1 Jiangsu Provincial Key Lab for Organic Solid Waste Utilization, National Engineering Research Center for Organic-based Fertilizers, Jiangsu Collaborative Innovation Center for Solid Organic Waste Resource Utilization, Nanjing Agricultural University, Nanjing, 210095, P.R. China; and.
2 Key Laboratory of Microbial Resources Collection and Preservation, Ministry of Agriculture, Institute of Agricultural Resources and Regional Planning, Chinese Academy of Agricultural Sciences, Beijing 100081, P.R. China.
Mol Plant Microbe Interact. 2017 May;30(5):423-432. doi: 10.1094/MPMI-02-17-0027-R. Epub 2017 Apr 20.
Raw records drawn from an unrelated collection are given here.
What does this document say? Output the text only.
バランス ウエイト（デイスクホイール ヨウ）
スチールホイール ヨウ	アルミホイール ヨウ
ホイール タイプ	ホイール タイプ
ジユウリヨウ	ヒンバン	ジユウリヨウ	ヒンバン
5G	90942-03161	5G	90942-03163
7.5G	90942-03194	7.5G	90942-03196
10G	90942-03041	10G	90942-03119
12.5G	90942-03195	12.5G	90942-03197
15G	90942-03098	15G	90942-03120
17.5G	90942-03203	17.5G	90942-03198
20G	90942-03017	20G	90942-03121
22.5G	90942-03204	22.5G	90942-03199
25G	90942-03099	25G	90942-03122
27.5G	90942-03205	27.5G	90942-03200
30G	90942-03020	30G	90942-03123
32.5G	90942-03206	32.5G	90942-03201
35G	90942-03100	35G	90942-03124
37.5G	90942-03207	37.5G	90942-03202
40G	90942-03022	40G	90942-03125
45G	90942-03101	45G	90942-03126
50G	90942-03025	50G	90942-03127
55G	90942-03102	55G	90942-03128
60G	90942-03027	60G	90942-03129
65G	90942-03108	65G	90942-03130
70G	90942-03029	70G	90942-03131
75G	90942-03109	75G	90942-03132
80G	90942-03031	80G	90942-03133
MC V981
The inoculation of plants with plant-growth-promoting rhizobacterium has been an effective strategy for enhancing plant salt tolerance to diminish the loss of agricultural productivity caused by salt stress; however, the signal transmitted from bacteria to the plant under salt stress is poorly understood. In this study, the salt tolerance of Arabidopsis thaliana and Zea mays was enhanced by inoculation with Bacillus amyloliquefaciens SQR9. Using dialysis bags with different molecular weight cutoffs, we sorted through the molecules secreted by SQR9 and found that spermidine is responsible for enhancing plant salt tolerance. An SQR9 ΔspeB mutant deficient in spermidine production failed to induce plant salt tolerance. However, the induction of plant salt tolerance was disrupted by mutating genes involved in reduced glutathione (GSH) biosynthesis and the salt overly sensitive pathway in Arabidopsis. Using quantitative real-time polymerase chain reaction, this study demonstrated that spermidine produced by SQR9 leads to increased glutamine synthetase and glutathione reductase gene expression, leading to increased levels of GSH, which is critical for scavenging reactive oxygen species. SQR9-derived spermidine also upregulates the expression of NHX1 and NHX7, which sequesters Na into vacuoles and expels Na from the cell, thereby reducing ion toxicity.
用具有促进植物生长的根际细菌对植物进行接种已经成为一种增强植物耐盐性的有效策略,可以减少盐胁迫对农业生产力造成的损失;然而,在盐胁迫下细菌向植物传递的信号还知之甚少。在本研究中,通过接种解淀粉芽孢杆菌 SQR9 增强了拟南芥和玉米的耐盐性。通过使用具有不同分子量截止值的透析袋,我们对 SQR9 分泌的分子进行了分类,发现亚精胺是增强植物耐盐性的原因。不能产生亚精胺的 SQR9ΔspeB 突变体无法诱导植物耐盐性。然而,突变与还原型谷胱甘肽 (GSH) 生物合成和拟南芥盐过度敏感途径相关的基因会破坏植物耐盐性的诱导。通过实时定量聚合酶链反应,本研究表明 SQR9 产生的亚精胺导致谷氨酰胺合成酶和谷胱甘肽还原酶基因表达增加,从而增加 GSH 水平,GSH 对清除活性氧至关重要。SQR9 衍生的亚精胺还上调了 NHX1 和 NHX7 的表达,将 Na 隔离在液泡中并将 Na 从细胞中排出,从而降低离子毒性。